A group of 21 northeast Arkansas duck hunters won an opening skirmish with the Arkansas Game & Fish Commission. Now both sides will prepare to do full battle in court.
At issue is the commission’s authority to end the traditional use of blinds and decoys in three state wildlife management areas. The WMAs — Big Lake, St. Francis Sunken Lands and Dave Donaldson Black River — span 63,320 acres in six northeast Arkansas counties.
Pulaski County Circuit Judge Jay Moody upheld the group’s lawsuit in a preliminary ruling that will allow the plaintiffs to invoke protections outlined in Amendment 88, passed in 2011 and guaranteeing the right to “hunt, fish, trap and harvest wildlife.”

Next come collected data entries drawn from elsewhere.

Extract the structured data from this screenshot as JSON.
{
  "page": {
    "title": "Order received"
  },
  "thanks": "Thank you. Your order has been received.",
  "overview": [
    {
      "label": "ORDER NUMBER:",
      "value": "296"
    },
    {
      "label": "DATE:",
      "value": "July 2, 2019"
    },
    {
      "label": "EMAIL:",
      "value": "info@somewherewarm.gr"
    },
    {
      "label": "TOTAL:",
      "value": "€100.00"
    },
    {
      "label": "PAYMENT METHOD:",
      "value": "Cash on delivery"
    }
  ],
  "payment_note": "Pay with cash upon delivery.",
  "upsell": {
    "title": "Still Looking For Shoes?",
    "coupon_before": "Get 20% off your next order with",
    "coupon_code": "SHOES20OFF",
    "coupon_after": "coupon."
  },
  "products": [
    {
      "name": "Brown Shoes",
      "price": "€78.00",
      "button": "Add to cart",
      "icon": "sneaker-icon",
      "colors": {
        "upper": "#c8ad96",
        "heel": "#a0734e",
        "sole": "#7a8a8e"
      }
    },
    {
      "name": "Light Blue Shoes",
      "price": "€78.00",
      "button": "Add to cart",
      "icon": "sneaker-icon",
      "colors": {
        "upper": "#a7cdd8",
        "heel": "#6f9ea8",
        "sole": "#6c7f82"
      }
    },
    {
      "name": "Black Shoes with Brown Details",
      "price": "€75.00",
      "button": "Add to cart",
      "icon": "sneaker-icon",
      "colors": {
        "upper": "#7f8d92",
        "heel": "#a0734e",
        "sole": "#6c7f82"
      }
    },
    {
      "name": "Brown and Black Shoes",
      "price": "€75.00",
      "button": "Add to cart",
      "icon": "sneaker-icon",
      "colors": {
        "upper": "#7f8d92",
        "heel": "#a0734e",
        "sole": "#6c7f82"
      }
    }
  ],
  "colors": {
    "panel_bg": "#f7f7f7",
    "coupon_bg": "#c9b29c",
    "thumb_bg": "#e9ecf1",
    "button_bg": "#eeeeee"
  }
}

Also at issue is whether or not hunters at these WMAs are receiving special privileges not afforded other hunters. As George Waldon reported in Arkansas Business last fall:
The commission doesn’t allow hunters to cut trees or remove brush on any other WMAs in Arkansas. Duck hunters at all other WMAs are required to remove decoys daily. As with the permanent duck blinds, the practice of leaving decoys in place overnight implies ownership of hunting space on public land.
These local traditions at the three WMAs, tolerated for years by the G&F Commission, sometimes led to disputes between hunters where first-come, first-served is supposed to be the norm on all public land.